From casing to trim, there was a lot to put back in order:

Upon careful inspection, we know there was originally a doorway walled off leading from the library to the bathroom connected to the men’s parlor. We decided to give it a go and open it up:

To our surprise, the door jam was left in great shape. We also found the original door in the basement; perfect match!

Matt Heaney confirming the door fits! Nearly all of the doors and windows in the house are different sizes.
A new perspective emerges seeing the beautiful library window from the bathroom.
The library only had one entrance and always felt a bit disconnected from the rest of the house. Space flows much better with the door-way opened up.

What’s next? The final effort of this room is waiting on the following:

  • When we removed the walled-off doorway, we introduced a new problem: We don’t have enough original casing moulding to surround the door. We had the moulding custom milled in St. Louis. It’s now complete and ready for pick up.
  • The library originally had a marble fireplace. We have a hand-carved marble fireplace mantel surround coming in from New York scheduled to arrive this week. It took Alexandria months to make a decision, and it’s beautiful!
  • The transom above the door we opened up was originally stained glass, and we are working on having a replacement reproduced. It’s an interesting architectural element given that the transom “goes nowhere” but is there for consistency. We found that power was run to light the transom.

While our primary focus for 2020 has been on the exterior, we are excited about the progress of restoring our first room. We’re planning on posting updates on the victorian porch soon, so keep an eye out!

Thank you for reading,

Michael and Alexandria Morgan


Restoring the Library – Part 1

When a house is used as a bed and breakfast for several decades, there are many remnants left behind. One such remnant is the second kitchen used for guest meals. We knew this space deserved more and decided it was the ideal candidate for the first room to undergo a full restoration.

The second kitchen before careful extraction.

The appliances and cabinets were in good condition, and fortunately, we were able to find a family that could take it all off our hands. My father-in-law was in town visiting from Florida, and together, we carefully dismantled the kitchen.

When we moved the cabinet holding the kitchen sink, we were delighted to see the original wood molding. Several pieces of trim were removed in order to install the cabinets. Lucky enough, we found nearly all of the missing trim piled together in a crawl space under the house.

Excited to uncover the original wood molding!

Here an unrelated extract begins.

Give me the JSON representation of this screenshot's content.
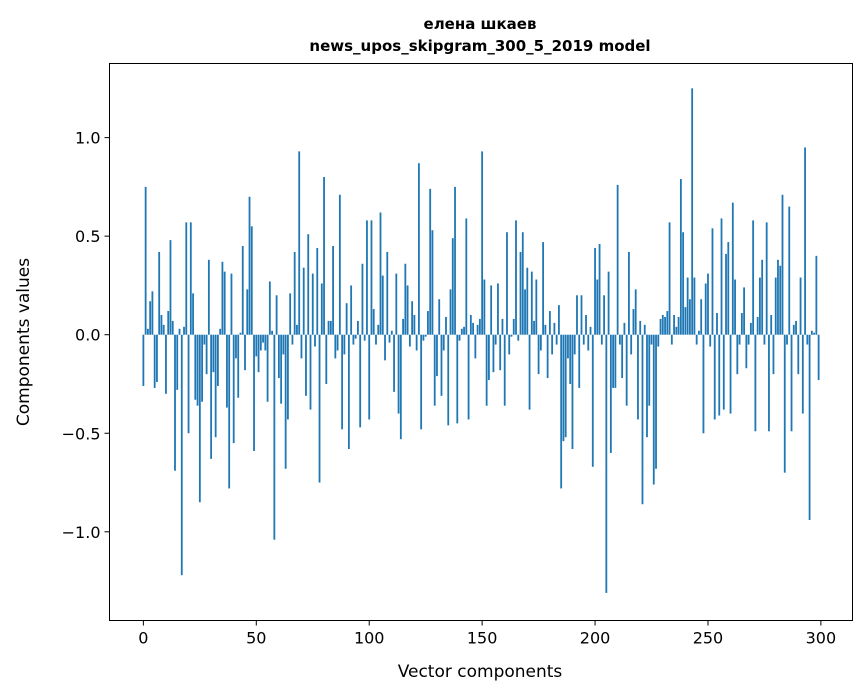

The library is an impressive little space. It is one of the rare areas with a builtin, has one of the largest windows in the house, and, for its size, originally had a fireplace. We also discovered a door had been walled off leading into the bathroom.

The next step in restoring the library is carefully pulling up the new flooring with the goal is restoring the original wood underneath, along with installing the original wood trim and opening up the door to the bathroom. Stay tuned!

The library after the second kitchen was removed.
Trim with original handmade nails intact, with a near-perfect match!

Let there be light!

We heard it had been a long time since the front lamp shined bright, and now it shines again! We discovered that a portion of the electricity to the front of the house was cut (likely many years ago). It wasn’t until removing drywall in the basement that we came across the old junction box that provided power to not only the front lamp post but also the porch light and a portion of the outlets in the lady’s parlor.